Experiences in developing a chat interface for local large language models.

The experiment#

The project aimed to develop a simple chat interface that offers a few convenience features without persisting data. The central question was: What value-added features can be implemented in such an interface? The focus was on exploring a history feature with automatic conversation titling – a feature that proved to be an interesting learning field.

The technical basis was provided by Gradio and an OpenAI-compatible API, technologies with which we already had previous experience. The architecture comprised three main classes (ChatSession, StreamingChat, ChatInterface) and was deliberately designed to be modular in order to facilitate later adjustments.

The role of the specification#

Approximately 45 minutes were invested in developing a detailed specification in which functionalities and their technical implementations were clearly coordinated. This investment proved valuable: after the complete specification was handed over to the LLM, the implementation proceeded largely directly and also took about 45 minutes.

The development required only two iterations – an initial implementation and a second one to fix a specific problem and improve the history function. This efficiency seems to be directly related to the quality of the specification.

Technical challenges#

Automatic title generation for conversations proved to be a functional necessity: without meaningful titles, it was not possible to distinguish between entries in the history in a meaningful way. The solution – the LLM generates titles for new conversations itself during runtime – worked well in practice and demonstrated an approach for nested LLM calls.

An unexpected challenge arose from a Gradio-specific problem: a visual ‘flashing’ when sending messages, which proved to be a difficult bug to identify and was not well described in the documentation. The solution required a two-step process with state management to clear the input area before the actual message processing begins.

The result#

The finished interface comprises approximately 800 lines of Python code in two files and offers eleven main functions: from streaming responses and various system prompt presets to a template system for frequent queries. The total development time of 90 minutes over two days seems efficient in relation to the range of functions.

The tool is currently in a broader testing phase and, according to initial observations, is functioning stably. If the tests are successful, productive use will be possible.
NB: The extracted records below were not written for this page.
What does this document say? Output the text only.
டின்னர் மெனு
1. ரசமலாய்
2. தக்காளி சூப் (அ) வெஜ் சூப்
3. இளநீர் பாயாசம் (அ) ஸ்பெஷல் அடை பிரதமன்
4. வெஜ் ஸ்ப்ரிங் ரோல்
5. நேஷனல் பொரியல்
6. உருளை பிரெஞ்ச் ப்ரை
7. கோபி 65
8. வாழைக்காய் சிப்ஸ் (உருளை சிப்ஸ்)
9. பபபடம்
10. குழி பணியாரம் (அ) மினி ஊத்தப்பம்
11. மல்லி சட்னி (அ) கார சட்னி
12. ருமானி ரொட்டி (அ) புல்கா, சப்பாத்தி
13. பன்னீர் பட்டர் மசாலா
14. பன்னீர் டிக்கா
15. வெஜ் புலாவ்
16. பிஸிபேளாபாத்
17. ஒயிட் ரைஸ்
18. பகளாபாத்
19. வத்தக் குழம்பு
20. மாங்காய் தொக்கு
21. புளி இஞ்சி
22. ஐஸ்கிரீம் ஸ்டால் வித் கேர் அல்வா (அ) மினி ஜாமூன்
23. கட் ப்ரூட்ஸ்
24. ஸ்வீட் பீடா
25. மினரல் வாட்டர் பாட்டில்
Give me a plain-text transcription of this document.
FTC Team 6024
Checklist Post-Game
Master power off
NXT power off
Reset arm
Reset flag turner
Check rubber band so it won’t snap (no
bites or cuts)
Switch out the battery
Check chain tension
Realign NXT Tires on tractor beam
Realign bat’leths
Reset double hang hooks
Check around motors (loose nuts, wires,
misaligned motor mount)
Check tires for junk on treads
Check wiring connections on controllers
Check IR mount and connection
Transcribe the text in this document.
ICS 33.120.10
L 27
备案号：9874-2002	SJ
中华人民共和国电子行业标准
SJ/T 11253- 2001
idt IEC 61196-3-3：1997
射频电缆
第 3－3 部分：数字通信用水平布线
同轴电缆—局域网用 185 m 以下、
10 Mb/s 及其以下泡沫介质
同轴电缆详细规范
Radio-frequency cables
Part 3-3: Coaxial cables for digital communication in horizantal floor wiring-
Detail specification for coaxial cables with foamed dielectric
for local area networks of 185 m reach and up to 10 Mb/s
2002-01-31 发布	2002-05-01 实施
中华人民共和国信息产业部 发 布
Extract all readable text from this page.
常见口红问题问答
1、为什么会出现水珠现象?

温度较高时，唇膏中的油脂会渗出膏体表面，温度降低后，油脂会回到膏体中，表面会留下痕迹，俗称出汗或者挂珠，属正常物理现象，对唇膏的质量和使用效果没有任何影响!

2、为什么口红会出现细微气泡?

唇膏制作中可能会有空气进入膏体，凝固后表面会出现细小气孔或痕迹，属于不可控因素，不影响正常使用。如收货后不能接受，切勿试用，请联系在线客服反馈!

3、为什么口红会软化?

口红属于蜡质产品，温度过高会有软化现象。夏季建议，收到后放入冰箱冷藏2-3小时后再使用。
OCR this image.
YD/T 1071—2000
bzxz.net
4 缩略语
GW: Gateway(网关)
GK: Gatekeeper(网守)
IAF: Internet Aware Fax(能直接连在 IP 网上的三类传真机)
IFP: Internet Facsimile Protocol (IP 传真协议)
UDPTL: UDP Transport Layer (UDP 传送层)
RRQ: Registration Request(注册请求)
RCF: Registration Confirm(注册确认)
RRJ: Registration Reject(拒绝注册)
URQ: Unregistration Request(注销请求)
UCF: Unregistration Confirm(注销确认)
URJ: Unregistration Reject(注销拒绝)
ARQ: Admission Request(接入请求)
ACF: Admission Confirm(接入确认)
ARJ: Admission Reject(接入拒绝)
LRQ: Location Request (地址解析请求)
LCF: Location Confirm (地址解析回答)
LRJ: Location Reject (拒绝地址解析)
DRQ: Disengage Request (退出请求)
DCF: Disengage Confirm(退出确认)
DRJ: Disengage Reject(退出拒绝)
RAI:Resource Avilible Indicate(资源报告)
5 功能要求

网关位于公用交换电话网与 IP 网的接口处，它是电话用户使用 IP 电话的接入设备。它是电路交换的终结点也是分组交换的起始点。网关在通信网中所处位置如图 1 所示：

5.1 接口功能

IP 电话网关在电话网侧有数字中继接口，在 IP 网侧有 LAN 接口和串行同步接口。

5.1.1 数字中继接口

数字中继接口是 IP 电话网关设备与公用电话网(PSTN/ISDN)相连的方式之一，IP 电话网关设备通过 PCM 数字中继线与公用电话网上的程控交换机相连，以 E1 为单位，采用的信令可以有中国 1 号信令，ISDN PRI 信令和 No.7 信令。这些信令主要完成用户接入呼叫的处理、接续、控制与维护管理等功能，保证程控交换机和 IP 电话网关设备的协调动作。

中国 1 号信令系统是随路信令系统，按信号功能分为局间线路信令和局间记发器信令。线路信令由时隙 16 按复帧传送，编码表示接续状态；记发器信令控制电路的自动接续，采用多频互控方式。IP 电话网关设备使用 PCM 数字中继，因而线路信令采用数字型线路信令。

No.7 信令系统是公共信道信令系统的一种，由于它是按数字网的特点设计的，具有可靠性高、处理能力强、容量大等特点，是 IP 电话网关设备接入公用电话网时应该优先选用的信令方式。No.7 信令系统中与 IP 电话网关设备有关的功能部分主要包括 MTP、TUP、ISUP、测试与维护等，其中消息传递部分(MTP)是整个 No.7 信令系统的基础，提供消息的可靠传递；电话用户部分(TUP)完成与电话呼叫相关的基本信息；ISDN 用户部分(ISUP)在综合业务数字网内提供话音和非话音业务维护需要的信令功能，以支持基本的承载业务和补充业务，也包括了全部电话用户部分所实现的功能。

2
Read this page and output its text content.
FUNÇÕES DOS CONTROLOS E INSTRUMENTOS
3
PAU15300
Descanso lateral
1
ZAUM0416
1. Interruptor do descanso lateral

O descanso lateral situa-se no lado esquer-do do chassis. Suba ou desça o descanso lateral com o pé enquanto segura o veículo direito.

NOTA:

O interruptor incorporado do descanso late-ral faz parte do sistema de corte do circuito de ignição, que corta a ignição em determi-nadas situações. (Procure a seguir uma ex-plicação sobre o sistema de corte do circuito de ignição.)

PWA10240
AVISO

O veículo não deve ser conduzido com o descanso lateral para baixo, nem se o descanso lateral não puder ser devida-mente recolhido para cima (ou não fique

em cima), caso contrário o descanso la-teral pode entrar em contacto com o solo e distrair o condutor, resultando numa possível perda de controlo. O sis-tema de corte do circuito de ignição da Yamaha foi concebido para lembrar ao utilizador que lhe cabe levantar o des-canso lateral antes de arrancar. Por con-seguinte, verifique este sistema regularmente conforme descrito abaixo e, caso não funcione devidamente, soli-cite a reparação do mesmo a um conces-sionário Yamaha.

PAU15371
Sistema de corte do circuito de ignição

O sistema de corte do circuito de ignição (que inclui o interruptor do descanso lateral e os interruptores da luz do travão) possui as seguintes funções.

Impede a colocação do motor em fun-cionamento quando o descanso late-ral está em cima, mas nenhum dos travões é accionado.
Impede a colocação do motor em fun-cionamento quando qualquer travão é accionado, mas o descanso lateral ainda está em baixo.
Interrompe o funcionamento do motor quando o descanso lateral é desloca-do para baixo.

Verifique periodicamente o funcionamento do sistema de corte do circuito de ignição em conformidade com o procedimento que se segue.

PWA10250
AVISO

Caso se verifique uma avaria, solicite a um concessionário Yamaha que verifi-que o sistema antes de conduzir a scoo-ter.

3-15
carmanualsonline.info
Transferable observations#

Some insights from this project could be relevant for similar projects:

Regarding the specification phase: Clear coordination between the desired functionalities and their technical implementation in the specification seems to have a direct influence on the implementation process. The 45 minutes invested resulted in an implementation that largely did not require extensive reworking.

On overengineering: The tendency of LLMs to suggest more complex solutions than necessary can possibly be curbed by precise specifications. In this project, there were no situations in which deliberate simplification was necessary.

On modularisation: Outsourcing the prompt configuration to a separate file proved to be maintenance-friendly and facilitated later adjustments.

Classification and outlook#

This project represents a data point in the ongoing exploration of LLM-assisted coding. The question of how much investment in the specification phase is worthwhile for different types of projects remains an interesting one.

This article is part of a series on methodological insights from LLM-supported development projects. The focus is on reproducible observations for the professional community, not on promoting individual tools.